“Tragedy is the highest form of art.” —Joyce Carol Oates

Joyce Carol Oates claims to be a shy, quiet girl, the kind who’d rather sit at home and read than listen to someone rattle off her life’s accomplishments in front of hundreds of people at Benaroya Hall. National Book Award winner. Pulitzer Prize finalist. Distinguished professor at Princeton University. Author of 50 novels and countless essays. American chronicler.

"What a lovely introduction. I was breathless," she said, deadpan. Oates sat stick-straight in an armchair onstage, but spoke effortlessly and candidly on Monday night about her husband’s death (the topic of her new memoir A Widow’s Story), boxing, writing, teaching, ghosts, grief. In one of the evening’s high points, she told a story about how she woke one night to find that her cat had "defiled" her husband’s death certificate, which she then tried to spot-clean with Windex. "Grief isn’t noble, it’s not King Lear," she said as the crowd laughed along with her. That Oates: shy, quiet, ironic.

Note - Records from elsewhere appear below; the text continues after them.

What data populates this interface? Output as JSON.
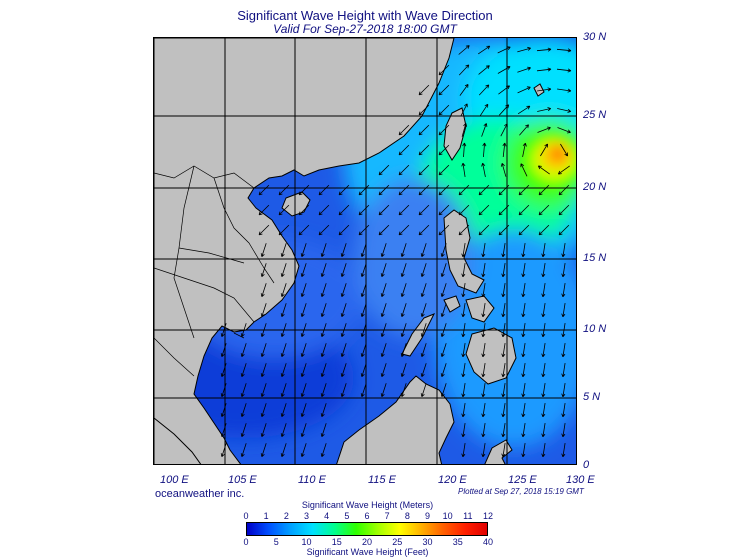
{
  "header": {
    "title": "Significant Wave Height with Wave Direction",
    "subtitle": "Valid For Sep-27-2018 18:00 GMT"
  },
  "map": {
    "lon_range": [
      100,
      130
    ],
    "lat_range": [
      0,
      30
    ],
    "lat_labels": [
      "30 N",
      "25 N",
      "20 N",
      "15 N",
      "10 N",
      "5 N",
      "0"
    ],
    "lon_labels": [
      "100 E",
      "105 E",
      "110 E",
      "115 E",
      "120 E",
      "125 E",
      "130 E"
    ],
    "land_color": "#c0c0c0",
    "grid_color": "#000000",
    "max_wave_region": "near 127-130 E, 21-24 N"
  },
  "footer": {
    "credit": "oceanweather inc.",
    "plotted": "Plotted at Sep 27, 2018 15:19 GMT"
  },
  "colorbar": {
    "meters_title": "Significant Wave Height (Meters)",
    "feet_title": "Significant Wave Height (Feet)",
    "meters_ticks": [
      "0",
      "1",
      "2",
      "3",
      "4",
      "5",
      "6",
      "7",
      "8",
      "9",
      "10",
      "11",
      "12"
    ],
    "feet_ticks": [
      "0",
      "5",
      "10",
      "15",
      "20",
      "25",
      "30",
      "35",
      "40"
    ],
    "colors": [
      "#0000c8",
      "#0050ff",
      "#00a0ff",
      "#00e0ff",
      "#00ff90",
      "#30ff00",
      "#a0ff00",
      "#ffff00",
      "#ffb000",
      "#ff6000",
      "#ff2000",
      "#e00000"
    ]
  }
}
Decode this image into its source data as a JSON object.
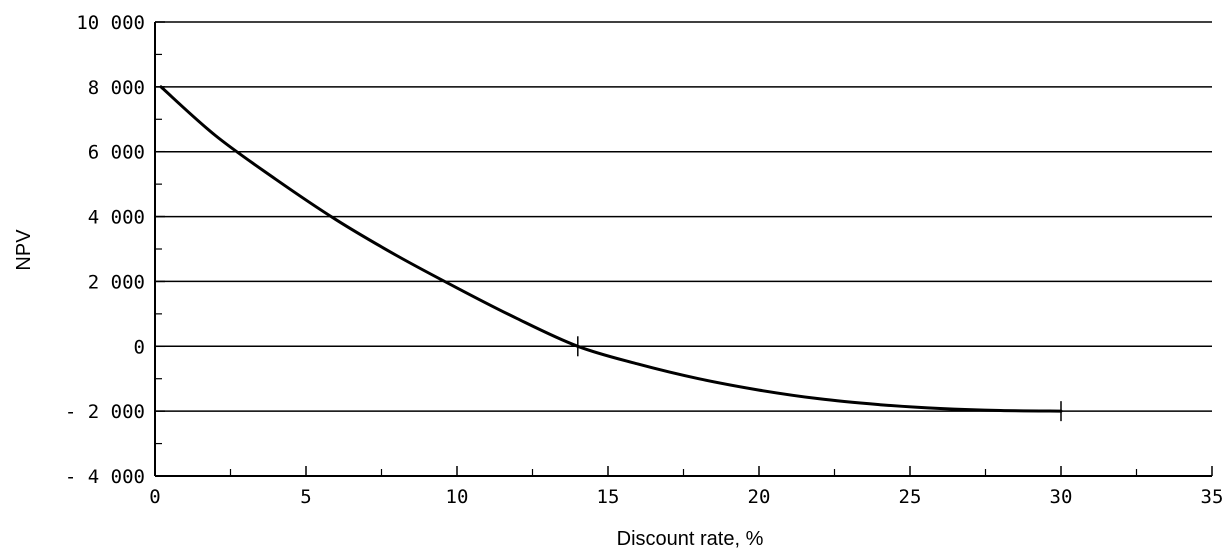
{
  "chart_data": {
    "type": "line",
    "xlabel": "Discount rate, %",
    "ylabel": "NPV",
    "xlim": [
      0,
      35
    ],
    "ylim": [
      -4000,
      10000
    ],
    "x_ticks": [
      0,
      5,
      10,
      15,
      20,
      25,
      30,
      35
    ],
    "x_tick_labels": [
      "0",
      "5",
      "10",
      "15",
      "20",
      "25",
      "30",
      "35"
    ],
    "y_ticks": [
      -4000,
      -2000,
      0,
      2000,
      4000,
      6000,
      8000,
      10000
    ],
    "y_tick_labels": [
      "- 4 000",
      "- 2 000",
      "0",
      "2 000",
      "4 000",
      "6 000",
      "8 000",
      "10 000"
    ],
    "x_minor_step": 2.5,
    "y_minor_step": 1000,
    "grid": "horizontal at major y ticks",
    "series": [
      {
        "x": [
          0.2,
          2,
          4,
          6,
          8,
          10,
          12,
          14,
          16,
          18,
          20,
          22,
          24,
          26,
          28,
          30
        ],
        "values": [
          8000,
          6500,
          5150,
          3900,
          2800,
          1800,
          850,
          0,
          -550,
          -1000,
          -1350,
          -1620,
          -1800,
          -1920,
          -1980,
          -2000
        ]
      }
    ],
    "markers": [
      {
        "x": 14,
        "y": 0
      },
      {
        "x": 30,
        "y": -2000
      }
    ],
    "colors": {
      "line": "#000000",
      "grid": "#000000",
      "background": "#ffffff"
    }
  }
}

On the pain of losing a loved one: "It’s possible that you suffer in a Dostoevskian kind of way for two hours. And then you’re exhausted. It’s best described as illness."

On suicide: "How could I write a suicide note? It’d somehow never be good enough."

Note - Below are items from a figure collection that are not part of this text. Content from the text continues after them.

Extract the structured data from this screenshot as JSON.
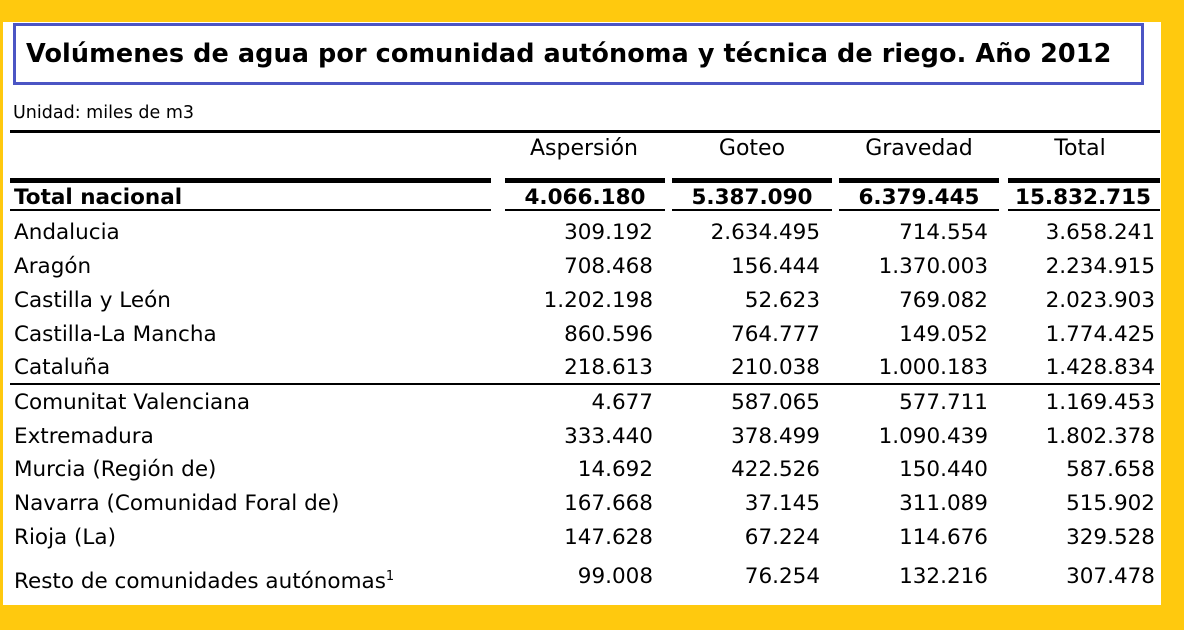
{
  "title": "Volúmenes de agua por comunidad autónoma y técnica de riego. Año 2012",
  "unit": "Unidad: miles de m3",
  "columns": [
    "Aspersión",
    "Goteo",
    "Gravedad",
    "Total"
  ],
  "total_row": {
    "label": "Total nacional",
    "values": [
      "4.066.180",
      "5.387.090",
      "6.379.445",
      "15.832.715"
    ]
  },
  "rows": [
    {
      "label": "Andalucia",
      "values": [
        "309.192",
        "2.634.495",
        "714.554",
        "3.658.241"
      ]
    },
    {
      "label": "Aragón",
      "values": [
        "708.468",
        "156.444",
        "1.370.003",
        "2.234.915"
      ]
    },
    {
      "label": "Castilla y León",
      "values": [
        "1.202.198",
        "52.623",
        "769.082",
        "2.023.903"
      ]
    },
    {
      "label": "Castilla-La Mancha",
      "values": [
        "860.596",
        "764.777",
        "149.052",
        "1.774.425"
      ]
    },
    {
      "label": "Cataluña",
      "values": [
        "218.613",
        "210.038",
        "1.000.183",
        "1.428.834"
      ]
    },
    {
      "label": "Comunitat Valenciana",
      "values": [
        "4.677",
        "587.065",
        "577.711",
        "1.169.453"
      ]
    },
    {
      "label": "Extremadura",
      "values": [
        "333.440",
        "378.499",
        "1.090.439",
        "1.802.378"
      ]
    },
    {
      "label": "Murcia (Región de)",
      "values": [
        "14.692",
        "422.526",
        "150.440",
        "587.658"
      ]
    },
    {
      "label": "Navarra (Comunidad Foral de)",
      "values": [
        "167.668",
        "37.145",
        "311.089",
        "515.902"
      ]
    },
    {
      "label": "Rioja (La)",
      "values": [
        "147.628",
        "67.224",
        "114.676",
        "329.528"
      ]
    },
    {
      "label": "Resto de comunidades autónomas",
      "note": "1",
      "values": [
        "99.008",
        "76.254",
        "132.216",
        "307.478"
      ]
    }
  ]
}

On writing in journal form: "It’s breathless. Whoever writes (or reads) it doesn’t know what’s going to happen tomorrow."

On writing a memoir: "Memoir is the most seductive of literary genres, and also the most dangerous. It seems easy, or is in fact easy. [But] it’s only good if it’s honest. … You can’t remember witty, sharp dialogue over 40 years."

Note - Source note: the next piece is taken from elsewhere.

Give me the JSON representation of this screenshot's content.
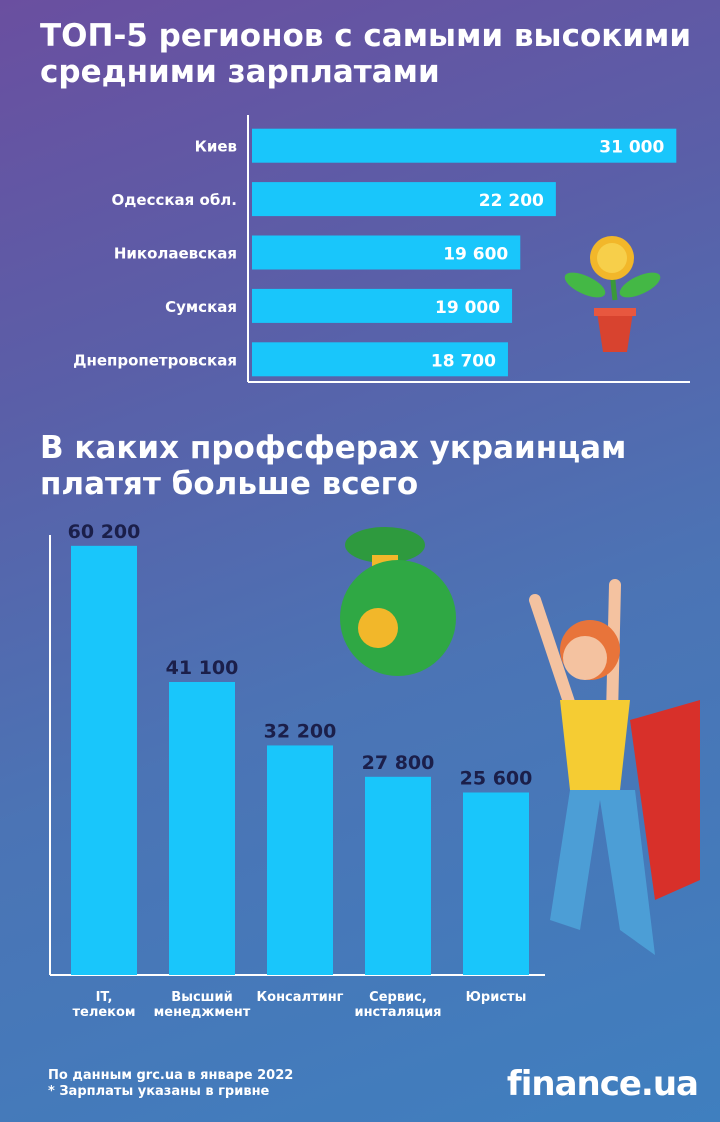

On writing book reviews: "I always try to write about a book I admire. … For critical reviews, I spend a lot of time quoting so the reader can make his or her own judgment."

On boxing: "Boxing is an art and fighting is something people do."

On failure: "I’m drawn to failure. I feel that I’m contending with it constantly in my own life. Failure is much more universal than extreme success."

Joyce Carol Oates spoke at Benaroya Hall on Monday, April 18, during a Seattle Arts and Lectures event. She’s working on a new book, tentatively titled Mud Woman, about a female university professor who suffers and recovers from a breakdown.